“Devastante”, “un disastro insopportabile”. Malgrado Washington e Pechino siano distanti su pressoché ogni singola questione di politica internazionale, esse concordano quantomeno su un punto: la descrizione degli effetti quasi-apocalittici di una potenziale guerra tra le due principali superpotenze globali.
I virgolettati appartengono infatti ai due discorsi tenuti a breve distanza temporale dai rispettivi ministri della Difesa – Lloyd Austin e Li Shangfu – al Shangri-La Dialogue di Singapore, la prestigiosa tavola rotonda organizzata dall’International Institute for Strategic Studies (IISS) che ogni anno riunisce alcuni dei principali esponenti militari dei Paesi dell’Asia-Pacifico.
A tenere banco quest’anno non solo la guerra in Ucraina, ma anche una sempre più inquietante escalation tra USA e Cina in relazione a Taiwan – quell’isola di Formosa che Pechino sostiene faccia parte del proprio territorio, promettendo di riannetterla (manu militari) in futuro, e che invece gli Stati Uniti hanno promesso di difendere in caso di attacchi esterni.
Le relazioni tra le due superpotenze sono tesissime anche a causa delle rivendicazioni territoriali del Dragone nel Mar Cinese Meridionale e dalle limitazioni imposte dall’amministrazione Biden alle esportazioni di chip di semiconduttori. Che le relazioni tra i due Paesi navighino – letteralmente – in cattive acque lo ha dimostrato l’incidente verificatosi sabato nello Stretto di Taiwan, dove un cacciatorpediniere della Marina USA ha sfiorato la collisione con una nave militare di Pechino.

A poche ore dalla crisi, tuttavia, a Singapore Li ha preferito usare toni concilianti piuttosto che retorica bellica – sostenendo che “il mondo è abbastanza grande” affinché Cina e Stati Uniti possano crescere insieme.
“La Cina e gli Stati Uniti hanno sistemi diversi e sono diversi in molti altri modi”, ha detto Li nel suo primo discorso di livello internazionale da quando è stato nominato ministro della Difesa a marzo. “Tuttavia, questo non dovrebbe impedire alle due parti di cercare un terreno comune e interessi comuni per far crescere i legami bilaterali e approfondire la cooperazione”.
Secondo Li (che ha sfoggiato la divisa dell’Esercito di Liberazione popolare) “è innegabile che un grave conflitto o confronto tra Cina e Stati Uniti sarà un disastro insopportabile per il mondo”.

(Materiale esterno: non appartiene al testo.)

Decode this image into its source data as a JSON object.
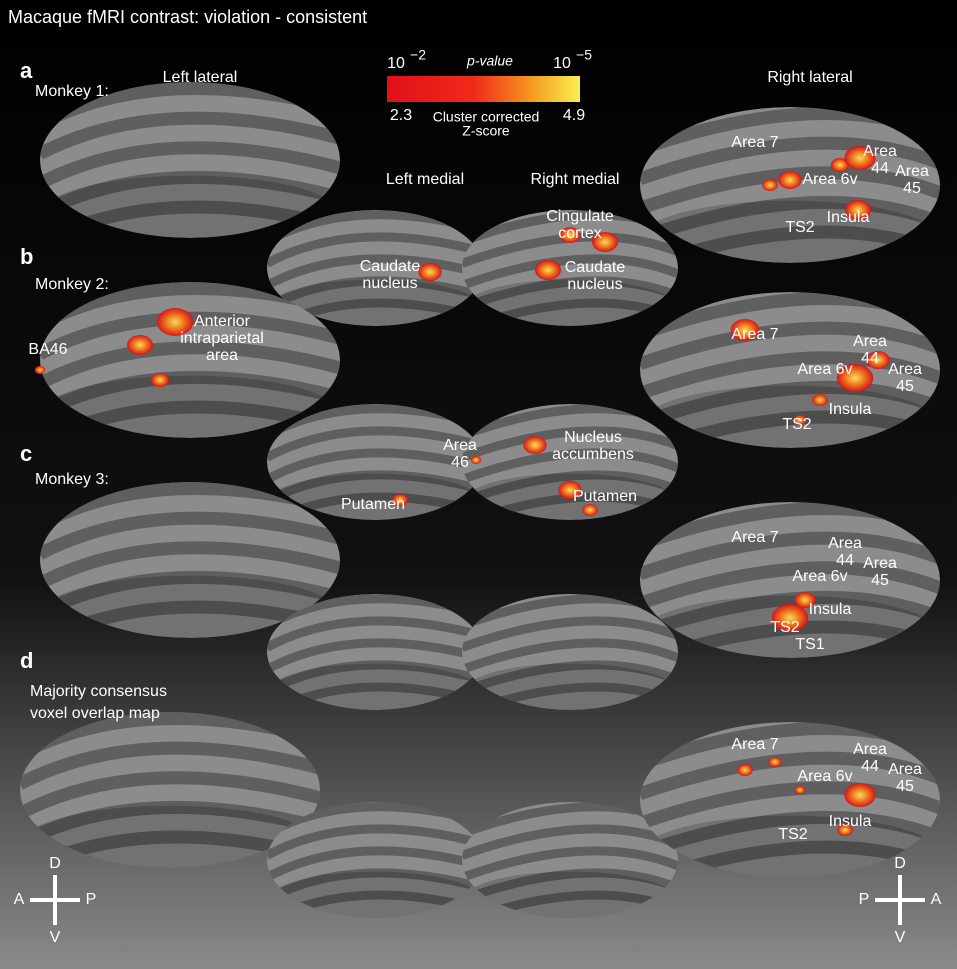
{
  "title": "Macaque fMRI contrast: violation - consistent",
  "colorbar": {
    "min_base": "10",
    "min_exp": "−2",
    "p_label": "p-value",
    "max_base": "10",
    "max_exp": "−5",
    "z_min": "2.3",
    "z_max": "4.9",
    "z_label": [
      "Cluster corrected",
      "Z-score"
    ]
  },
  "views": [
    "Left lateral",
    "Left medial",
    "Right medial",
    "Right lateral"
  ],
  "panels": [
    {
      "label": "a",
      "subject": [
        "Monkey 1:"
      ],
      "annotations": [
        {
          "lines": [
            "Area 7"
          ]
        },
        {
          "lines": [
            "Area",
            "44"
          ]
        },
        {
          "lines": [
            "Area",
            "45"
          ]
        },
        {
          "lines": [
            "Area 6v"
          ]
        },
        {
          "lines": [
            "Insula"
          ]
        },
        {
          "lines": [
            "TS2"
          ]
        },
        {
          "lines": [
            "Cingulate",
            "cortex"
          ]
        },
        {
          "lines": [
            "Caudate",
            "nucleus"
          ]
        },
        {
          "lines": [
            "Caudate",
            "nucleus"
          ]
        }
      ]
    },
    {
      "label": "b",
      "subject": [
        "Monkey 2:"
      ],
      "annotations": [
        {
          "lines": [
            "BA46"
          ]
        },
        {
          "lines": [
            "Anterior",
            "intraparietal",
            "area"
          ]
        },
        {
          "lines": [
            "Area 7"
          ]
        },
        {
          "lines": [
            "Area",
            "44"
          ]
        },
        {
          "lines": [
            "Area 6v"
          ]
        },
        {
          "lines": [
            "Area",
            "45"
          ]
        },
        {
          "lines": [
            "Insula"
          ]
        },
        {
          "lines": [
            "TS2"
          ]
        },
        {
          "lines": [
            "Area",
            "46"
          ]
        },
        {
          "lines": [
            "Putamen"
          ]
        },
        {
          "lines": [
            "Nucleus",
            "accumbens"
          ]
        },
        {
          "lines": [
            "Putamen"
          ]
        }
      ]
    },
    {
      "label": "c",
      "subject": [
        "Monkey 3:"
      ],
      "annotations": [
        {
          "lines": [
            "Area 7"
          ]
        },
        {
          "lines": [
            "Area",
            "44"
          ]
        },
        {
          "lines": [
            "Area",
            "45"
          ]
        },
        {
          "lines": [
            "Area 6v"
          ]
        },
        {
          "lines": [
            "Insula"
          ]
        },
        {
          "lines": [
            "TS2"
          ]
        },
        {
          "lines": [
            "TS1"
          ]
        }
      ]
    },
    {
      "label": "d",
      "subject": [
        "Majority consensus",
        "voxel overlap map"
      ],
      "annotations": [
        {
          "lines": [
            "Area 7"
          ]
        },
        {
          "lines": [
            "Area",
            "44"
          ]
        },
        {
          "lines": [
            "Area 6v"
          ]
        },
        {
          "lines": [
            "Area",
            "45"
          ]
        },
        {
          "lines": [
            "Insula"
          ]
        },
        {
          "lines": [
            "TS2"
          ]
        }
      ]
    }
  ],
  "orientation_left": {
    "up": "D",
    "down": "V",
    "left": "A",
    "right": "P"
  },
  "orientation_right": {
    "up": "D",
    "down": "V",
    "left": "P",
    "right": "A"
  }
}
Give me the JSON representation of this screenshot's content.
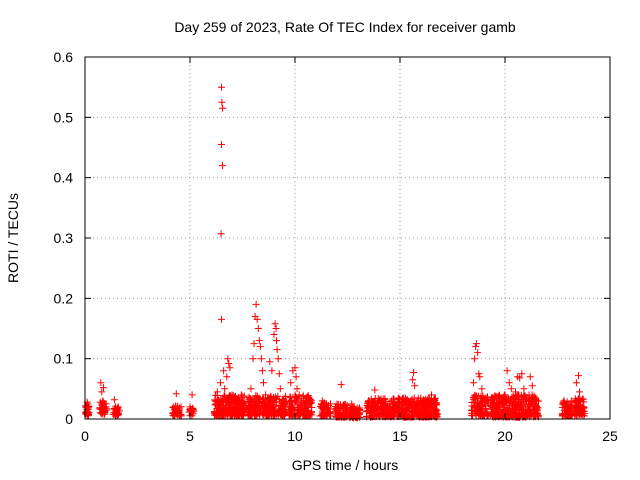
{
  "chart_data": {
    "type": "scatter",
    "title": "Day 259 of 2023, Rate Of TEC Index for receiver gamb",
    "xlabel": "GPS time / hours",
    "ylabel": "ROTI / TECUs",
    "xlim": [
      0,
      25
    ],
    "ylim": [
      0,
      0.6
    ],
    "xticks": [
      "0",
      "5",
      "10",
      "15",
      "20",
      "25"
    ],
    "yticks": [
      "0",
      "0.1",
      "0.2",
      "0.3",
      "0.4",
      "0.5",
      "0.6"
    ],
    "grid": true,
    "marker": "+",
    "color": "#ff0000",
    "series": [
      {
        "points": [
          [
            0.05,
            0.022
          ],
          [
            0.08,
            0.015
          ],
          [
            0.1,
            0.028
          ],
          [
            0.12,
            0.012
          ],
          [
            0.15,
            0.018
          ],
          [
            0.75,
            0.06
          ],
          [
            0.8,
            0.045
          ],
          [
            0.85,
            0.03
          ],
          [
            0.9,
            0.02
          ],
          [
            0.95,
            0.015
          ],
          [
            1.0,
            0.025
          ],
          [
            0.88,
            0.052
          ],
          [
            1.4,
            0.032
          ],
          [
            1.45,
            0.02
          ],
          [
            1.5,
            0.012
          ],
          [
            1.55,
            0.018
          ],
          [
            1.6,
            0.01
          ],
          [
            4.2,
            0.02
          ],
          [
            4.3,
            0.015
          ],
          [
            4.35,
            0.042
          ],
          [
            4.4,
            0.012
          ],
          [
            4.5,
            0.018
          ],
          [
            5.0,
            0.02
          ],
          [
            5.05,
            0.012
          ],
          [
            5.1,
            0.04
          ],
          [
            5.15,
            0.015
          ],
          [
            6.2,
            0.03
          ],
          [
            6.3,
            0.045
          ],
          [
            6.4,
            0.025
          ],
          [
            6.45,
            0.06
          ],
          [
            6.5,
            0.55
          ],
          [
            6.52,
            0.525
          ],
          [
            6.55,
            0.515
          ],
          [
            6.5,
            0.455
          ],
          [
            6.55,
            0.42
          ],
          [
            6.48,
            0.307
          ],
          [
            6.5,
            0.165
          ],
          [
            6.6,
            0.08
          ],
          [
            6.65,
            0.05
          ],
          [
            6.8,
            0.1
          ],
          [
            6.85,
            0.092
          ],
          [
            6.9,
            0.085
          ],
          [
            6.75,
            0.07
          ],
          [
            6.7,
            0.03
          ],
          [
            7.0,
            0.04
          ],
          [
            7.1,
            0.03
          ],
          [
            7.2,
            0.025
          ],
          [
            7.3,
            0.035
          ],
          [
            7.4,
            0.02
          ],
          [
            7.5,
            0.028
          ],
          [
            7.55,
            0.015
          ],
          [
            7.9,
            0.05
          ],
          [
            8.0,
            0.1
          ],
          [
            8.05,
            0.125
          ],
          [
            8.1,
            0.17
          ],
          [
            8.15,
            0.19
          ],
          [
            8.2,
            0.165
          ],
          [
            8.25,
            0.15
          ],
          [
            8.3,
            0.13
          ],
          [
            8.35,
            0.12
          ],
          [
            8.4,
            0.1
          ],
          [
            8.45,
            0.08
          ],
          [
            8.5,
            0.06
          ],
          [
            8.6,
            0.04
          ],
          [
            8.7,
            0.03
          ],
          [
            8.8,
            0.095
          ],
          [
            8.9,
            0.08
          ],
          [
            9.0,
            0.14
          ],
          [
            9.05,
            0.158
          ],
          [
            9.1,
            0.15
          ],
          [
            9.12,
            0.13
          ],
          [
            9.15,
            0.115
          ],
          [
            9.2,
            0.1
          ],
          [
            9.25,
            0.075
          ],
          [
            9.3,
            0.05
          ],
          [
            9.4,
            0.03
          ],
          [
            9.5,
            0.025
          ],
          [
            9.8,
            0.06
          ],
          [
            9.85,
            0.03
          ],
          [
            9.9,
            0.08
          ],
          [
            10.0,
            0.085
          ],
          [
            10.05,
            0.07
          ],
          [
            10.1,
            0.05
          ],
          [
            10.2,
            0.04
          ],
          [
            10.3,
            0.03
          ],
          [
            10.5,
            0.02
          ],
          [
            10.7,
            0.025
          ],
          [
            11.3,
            0.03
          ],
          [
            11.4,
            0.02
          ],
          [
            11.5,
            0.025
          ],
          [
            11.6,
            0.018
          ],
          [
            12.0,
            0.02
          ],
          [
            12.2,
            0.057
          ],
          [
            12.3,
            0.018
          ],
          [
            12.5,
            0.015
          ],
          [
            12.7,
            0.025
          ],
          [
            12.8,
            0.02
          ],
          [
            12.9,
            0.012
          ],
          [
            13.0,
            0.01
          ],
          [
            13.5,
            0.03
          ],
          [
            13.7,
            0.025
          ],
          [
            13.8,
            0.048
          ],
          [
            13.9,
            0.02
          ],
          [
            14.0,
            0.03
          ],
          [
            14.2,
            0.025
          ],
          [
            14.4,
            0.02
          ],
          [
            14.6,
            0.03
          ],
          [
            14.8,
            0.022
          ],
          [
            15.0,
            0.025
          ],
          [
            15.2,
            0.03
          ],
          [
            15.4,
            0.018
          ],
          [
            15.6,
            0.065
          ],
          [
            15.65,
            0.077
          ],
          [
            15.7,
            0.055
          ],
          [
            15.8,
            0.03
          ],
          [
            16.0,
            0.025
          ],
          [
            16.2,
            0.02
          ],
          [
            16.5,
            0.04
          ],
          [
            16.6,
            0.03
          ],
          [
            16.7,
            0.015
          ],
          [
            18.5,
            0.06
          ],
          [
            18.55,
            0.1
          ],
          [
            18.6,
            0.12
          ],
          [
            18.65,
            0.125
          ],
          [
            18.7,
            0.11
          ],
          [
            18.75,
            0.075
          ],
          [
            18.8,
            0.07
          ],
          [
            18.9,
            0.05
          ],
          [
            19.0,
            0.03
          ],
          [
            19.2,
            0.025
          ],
          [
            19.5,
            0.02
          ],
          [
            19.7,
            0.025
          ],
          [
            19.9,
            0.03
          ],
          [
            20.0,
            0.04
          ],
          [
            20.1,
            0.08
          ],
          [
            20.2,
            0.06
          ],
          [
            20.3,
            0.05
          ],
          [
            20.4,
            0.035
          ],
          [
            20.5,
            0.045
          ],
          [
            20.6,
            0.07
          ],
          [
            20.7,
            0.068
          ],
          [
            20.8,
            0.075
          ],
          [
            20.9,
            0.05
          ],
          [
            21.0,
            0.035
          ],
          [
            21.2,
            0.07
          ],
          [
            21.3,
            0.055
          ],
          [
            21.4,
            0.03
          ],
          [
            21.5,
            0.02
          ],
          [
            22.8,
            0.03
          ],
          [
            22.9,
            0.02
          ],
          [
            23.0,
            0.015
          ],
          [
            23.1,
            0.025
          ],
          [
            23.4,
            0.06
          ],
          [
            23.5,
            0.072
          ],
          [
            23.55,
            0.045
          ],
          [
            23.6,
            0.03
          ],
          [
            23.7,
            0.02
          ]
        ]
      }
    ],
    "clusters": [
      {
        "x0": 0.0,
        "x1": 0.2,
        "ymin": 0.005,
        "ymax": 0.025,
        "n": 25
      },
      {
        "x0": 0.7,
        "x1": 1.05,
        "ymin": 0.008,
        "ymax": 0.03,
        "n": 30
      },
      {
        "x0": 1.35,
        "x1": 1.65,
        "ymin": 0.005,
        "ymax": 0.02,
        "n": 25
      },
      {
        "x0": 4.15,
        "x1": 4.6,
        "ymin": 0.005,
        "ymax": 0.022,
        "n": 30
      },
      {
        "x0": 4.95,
        "x1": 5.2,
        "ymin": 0.005,
        "ymax": 0.018,
        "n": 15
      },
      {
        "x0": 6.15,
        "x1": 7.6,
        "ymin": 0.005,
        "ymax": 0.04,
        "n": 220
      },
      {
        "x0": 7.75,
        "x1": 9.6,
        "ymin": 0.005,
        "ymax": 0.04,
        "n": 240
      },
      {
        "x0": 9.7,
        "x1": 10.8,
        "ymin": 0.005,
        "ymax": 0.04,
        "n": 140
      },
      {
        "x0": 11.2,
        "x1": 11.7,
        "ymin": 0.005,
        "ymax": 0.03,
        "n": 60
      },
      {
        "x0": 11.9,
        "x1": 12.5,
        "ymin": 0.003,
        "ymax": 0.025,
        "n": 60
      },
      {
        "x0": 12.6,
        "x1": 13.1,
        "ymin": 0.002,
        "ymax": 0.02,
        "n": 60
      },
      {
        "x0": 13.4,
        "x1": 16.8,
        "ymin": 0.003,
        "ymax": 0.035,
        "n": 420
      },
      {
        "x0": 18.4,
        "x1": 19.2,
        "ymin": 0.005,
        "ymax": 0.04,
        "n": 100
      },
      {
        "x0": 19.3,
        "x1": 21.6,
        "ymin": 0.003,
        "ymax": 0.04,
        "n": 320
      },
      {
        "x0": 22.7,
        "x1": 23.2,
        "ymin": 0.005,
        "ymax": 0.03,
        "n": 60
      },
      {
        "x0": 23.3,
        "x1": 23.8,
        "ymin": 0.005,
        "ymax": 0.035,
        "n": 60
      }
    ]
  }
}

Parole che riecheggiano quanto detto dal collega Austin sempre nella città-Stato pochi istanti prima. “Un conflitto nello Stretto di Taiwan sarebbe devastante”, ha sostenuto il capo del Pentagono, aggiungendo che una guerra “avrebbe ripercussioni inimmaginabili sull’economia globale”.
“Il conflitto non è né imminente né inevitabile. La deterrenza oggi è forte, ed è nostro compito mantenerla tale”, ha dichiarato Austin, che tuttavia è tornato a criticare la leadership comunista cinese per il “numero allarmante di intercettazioni rischiose di aerei statunitensi e dei nostri alleati” – aggiungendo che Washington rimarrà al fianco dei suoi partners contro “la coercizione e la prepotenza”.
Il segretario alla Difesa USA ha ribadito che Washington è “profondamente impegnata” a mantenere lo status quo a Taiwan, e ha criticato la Cina per essersi rifiutata di partecipare ai negoziati militari, provocando uno stallo.
Li, al contrario, ha lanciato velate frecciate agli Stati Uniti, accusando “alcuni Paesi” di intensificare la corsa agli armamenti e di intromettersi di proposito negli affari interni di altre nazioni, anche attraverso la creazione di di alleanze militari “simili alla NATO” nell’Asia-Pacifico (riferimento al blocco AUKUS, formato da USA, Australia e Regno Unito). “Sta tornando in auge una mentalità da Guerra Fredda, aumentando notevolmente i rischi per la sicurezza”, ha affermato il ministro di Xi, secondo cui invece “il rispetto reciproco dovrebbe prevalere sulla prepotenza e sull’egemonia”.